Сразу после монолога Генриха «входит сын, убивший отца (он волочит за собой его тело)», а чуть позже «входит отец, убивший сына (он волочит за собой его тело)» (ч. 3, II.5). Шекспир прибегает к таким ритуалистическим приемам в начальный период творчества, оставляет их в пьесах среднего периода и возвращается к ним в последних сочинениях. Генрих бежит в Шотландию, Эдуард отправляет Уорика сватать французскую принцессу. Маргарита, в свою очередь, также обращается за помощью к французскому королю. Генрих попадает в плен, а провозглашенный королем Эдуард тем временем добивается благосклонности и женится на леди Грей, вдове (это, впрочем, признак вожделения, а не слабости). Уорик переходит на сторону Ланкастера и, застигнув Эдуарда врасплох, лишает его короны. Ричард устраивает побег Эдуарда. Кларенс решает поддержать Уорика. Эдуард неожиданно нападает на Генриха. Кларенс вновь принимает сторону Эдуарда, и в сражении при Барнете Уорик терпит поражение и погибает. Королева Маргарита и молодой принц Эдуард попадают в плен. Король Эдуард, Кларенс и Глостер закалывают принца на глазах Маргариты. Ричард хочет убить и Маргариту, но Эдуард останавливает брата. Ричард отправляется в Тауэр и убивает Генриха VI. Он восклицает: «Мне суждено и это было также». Глостер ликует, взирая на истекающего кровью Генриха: «Как! Льется кровь Ланкастера на землю? / Я думал, что она взметнется к небу» (ч. 3, V.6). В том же монологе он говорит, что не знает «ни жалости, ни страха, ни любви»:
Нет братьев у меня – не схож я с ними; И пусть любовь, что бороды седые Зовут святой, живет в сердцах людей, Похожих друг на друга, – не во мне. Один я. Часть 3, акт V, сцена 6.

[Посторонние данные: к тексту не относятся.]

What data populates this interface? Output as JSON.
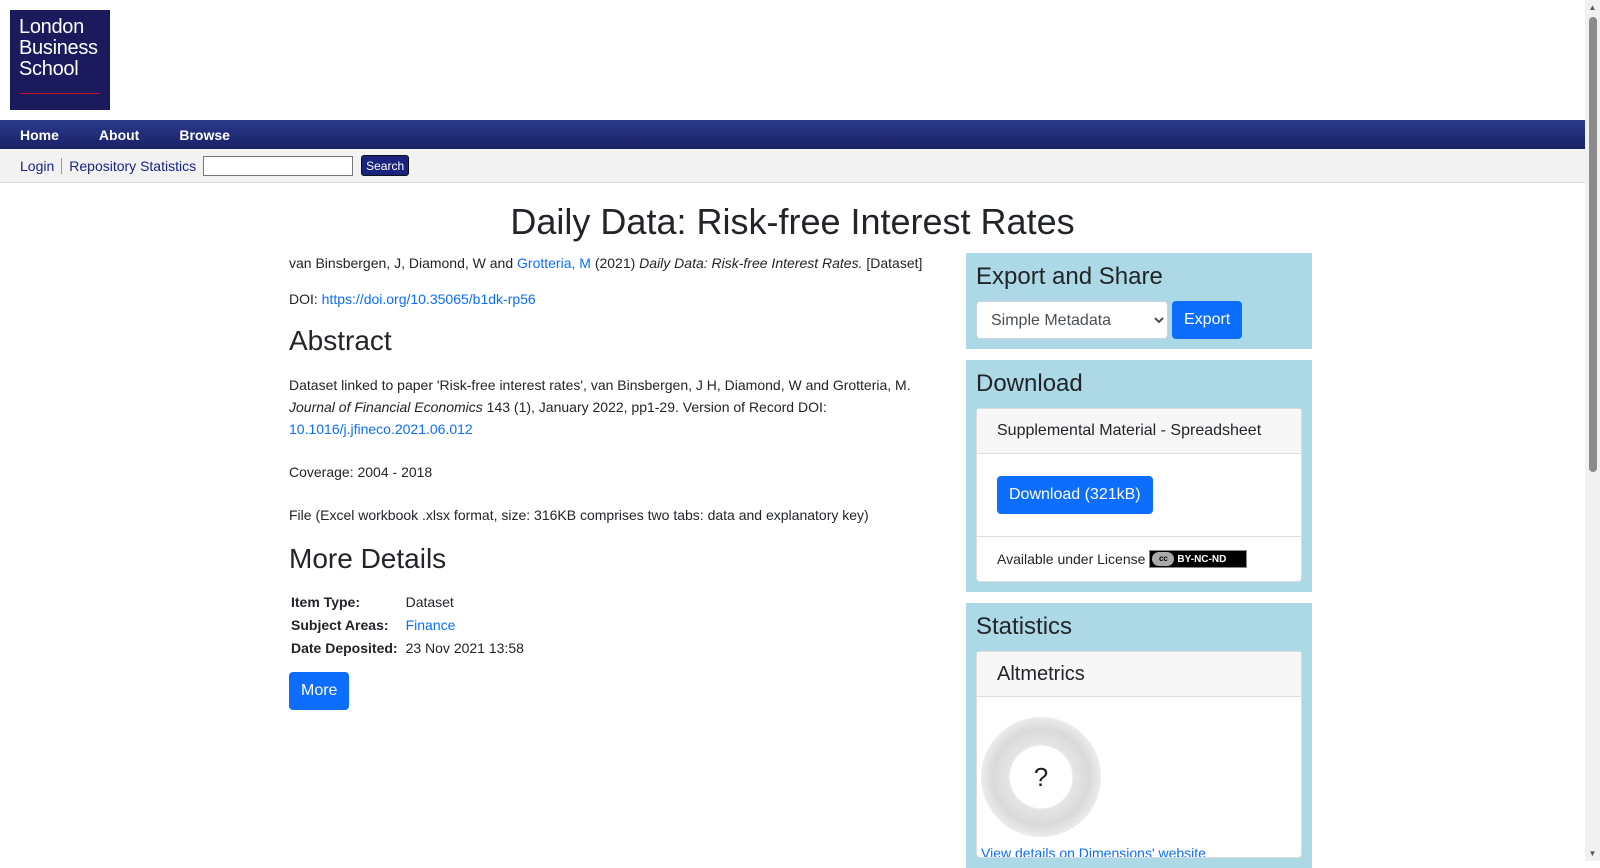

Ранее, в сцене ухаживания Эдуарда за леди Грей, Ричард произносит гораздо более пространный монолог, в продолжение которого размышляет о своем будущем. Это первый из великих шекспировских монологов. Перечислив препятствия, что стоят на его пути к престолу, Ричард говорит:
Но если Ричард не получит царства, – Каких ему ждать радостей от мира? Найду ль блаженство я в объятьях женских И наряжусь ли в яркие одежды – Пленять красавиц взором и речами? О жалкая мечта! Ее достигнуть Трудней, чем двадцать обрести корон. Я в чреве матери любовью проклят: Чтоб мне не знать ее законов нежных, Она природу подкупила взяткой, И та свела, как прут сухой, мне руку,. И на спину мне взгромоздила гору, Где, надо мной глумясь, сидит уродство; И ноги сделала длины неравной; Всем членам придала несоразмерность: Стал я, как хаос иль как медвежонок, Что матерью своею не облизан И не воспринял образа ее.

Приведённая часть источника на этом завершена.